So you’re ready to submit a manuscript describing your hard work…congratulations! If you’re reading this page, then chances are you have RNAseq data that you want to post to an approved data repository so that you can get an accession number to include in your manuscript submission. This is the first step in ensuring that the broader research community can access your raw and processed data from any sequencing experiment(s) carried out in your publication. The Sequence Read Archive (SRA) is the defacto home for all sequencing related studies, but can be confusing to navigate. Thankfully, the Gene Expression Omnibus, will accept deposits of gene expression profiling data from RNAseq experiments and will pass this data onto to the SRA on your behalf. This is definitely the way to go, since the process of submitting data to GEO is pretty straightforward. The steps below will walk you through this process. Be aware that GEO’s own instructions are available here, but our instructions are simple.
What you’ll need
- an account on myNCBI. If you don’t already have one, signup here
- the free FTP client, FileZilla
- access to your raw .fastq files from your sequencing experiment. Keep each fastq file in the compressed (.gz) form at all times.
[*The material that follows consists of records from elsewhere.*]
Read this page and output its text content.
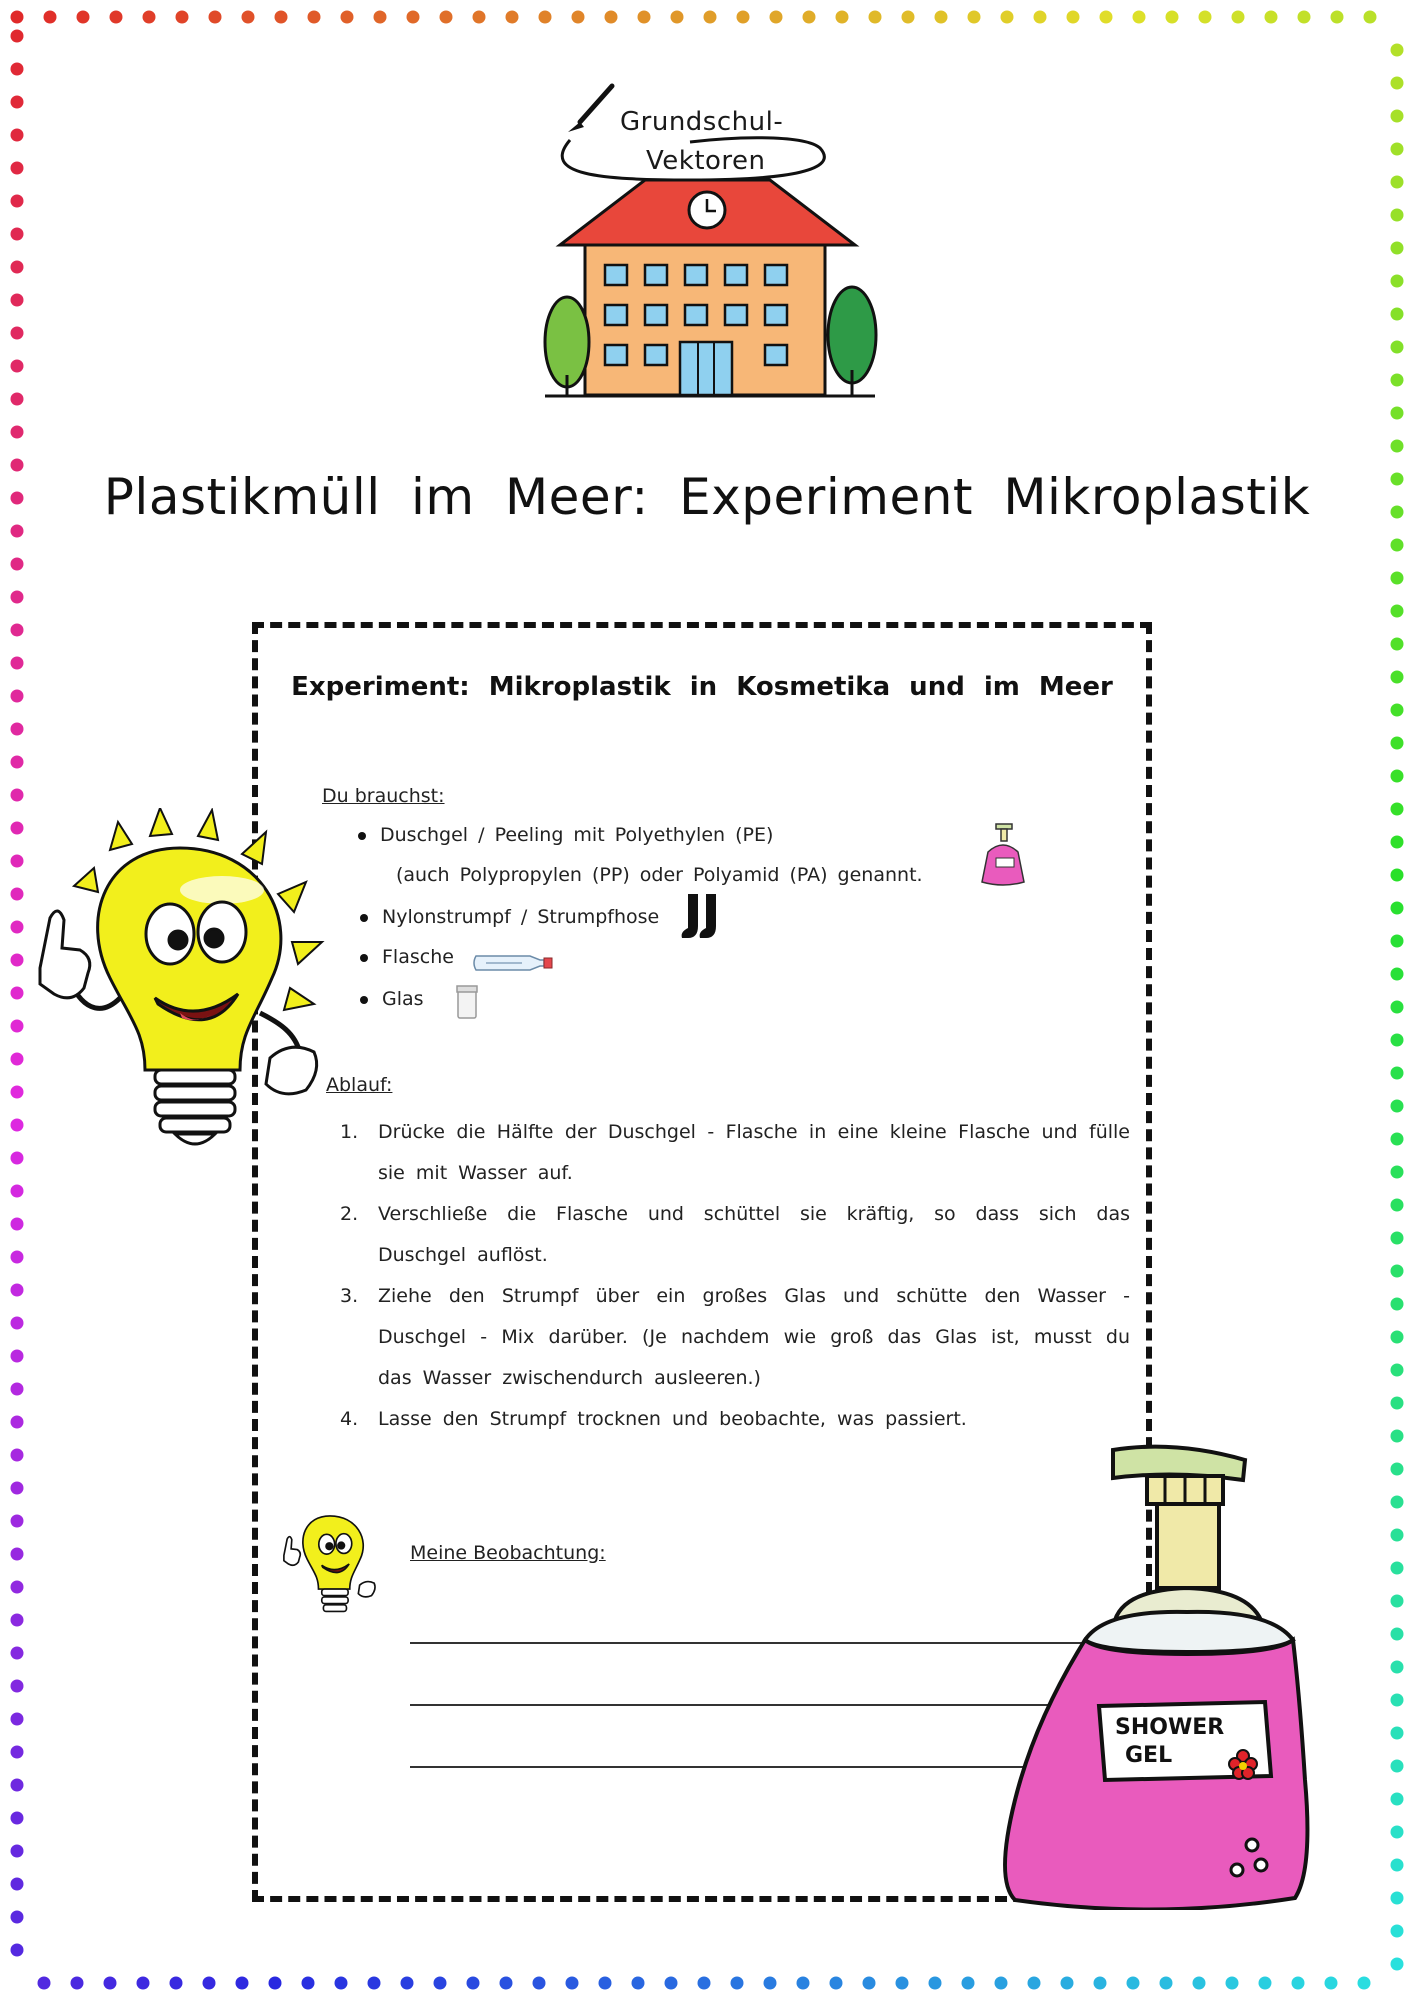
Grundschul-
Vektoren
Plastikmüll im Meer: Experiment Mikroplastik
Experiment: Mikroplastik in Kosmetika und im Meer
Du brauchst:
Duschgel / Peeling mit Polyethylen (PE)
(auch Polypropylen (PP) oder Polyamid (PA) genannt.
Nylonstrumpf / Strumpfhose
Flasche
Glas
Ablauf:

1. Drücke die Hälfte der Duschgel - Flasche in eine kleine Flasche und fülle sie mit Wasser auf.

2. Verschließe die Flasche und schüttel sie kräftig, so dass sich das Duschgel auflöst.

3. Ziehe den Strumpf über ein großes Glas und schütte den Wasser - Duschgel - Mix darüber. (Je nachdem wie groß das Glas ist, musst du das Wasser zwischendurch ausleeren.)

4. Lasse den Strumpf trocknen und beobachte, was passiert.

Meine Beobachtung:
SHOWER
GEL
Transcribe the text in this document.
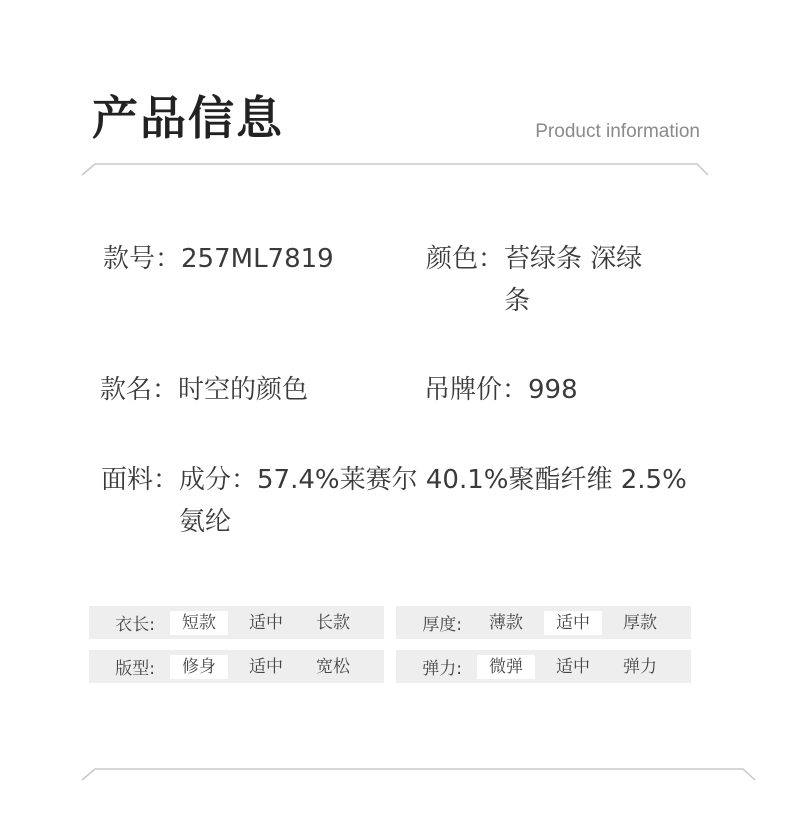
产品信息	Product information
款号：257ML7819	颜色： 苔绿条 深绿
条
款名：时空的颜色	吊牌价：998
面料： 成分：57.4%莱赛尔 40.1%聚酯纤维 2.5%
氨纶
衣长:	短款	适中	长款	厚度:	薄款	适中	厚款
版型:	修身	适中	宽松	弹力:	微弹	适中	弹力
- access to a table of ‘processed’ gene expression data. This will need to be either raw counts, or normalized data produced by DESeq2 or EdgeR (or both files).
Complete metadata spreadsheet
This is most time consuming part of whole process, but also the most important. Download this example excel file from one of our own RNAseq studies, and replace with the appropriate information from your own experiment. This document should describe each sample, how it was handled, and how your samples relate to the raw fastq files. The more ‘metadata’ you can include here, the more useful you make this data to outside investigators, so don’t skimp on the details.
To complete this form you will need to generate a unique checksum for each file that you intend to transfer to GEO (both fastq files, as well as an process data files). Checksums confirm that the file is not corrupt. They are easy to generate, but do require that you open a command line program (e.g. Terminal on a Mac). Once you have a terminal window open, navigate to the directory on your computer where you have all the files you plan to transfer.
md5 command followed by the name of your file to generate the 32 character checksum. You’ll want to copy and paste this into your excel submission form. Here’s an example of what this looks like:
shasum GEOsubmission.xlsx 39eae0dbcc54367c588d2815876747f4 GEOsubmission.xlsx
Preparing to transfer
- Create a folder anywhere on your computer and give it the same name as your myNCBI username (for me this is ‘danielbeiting’).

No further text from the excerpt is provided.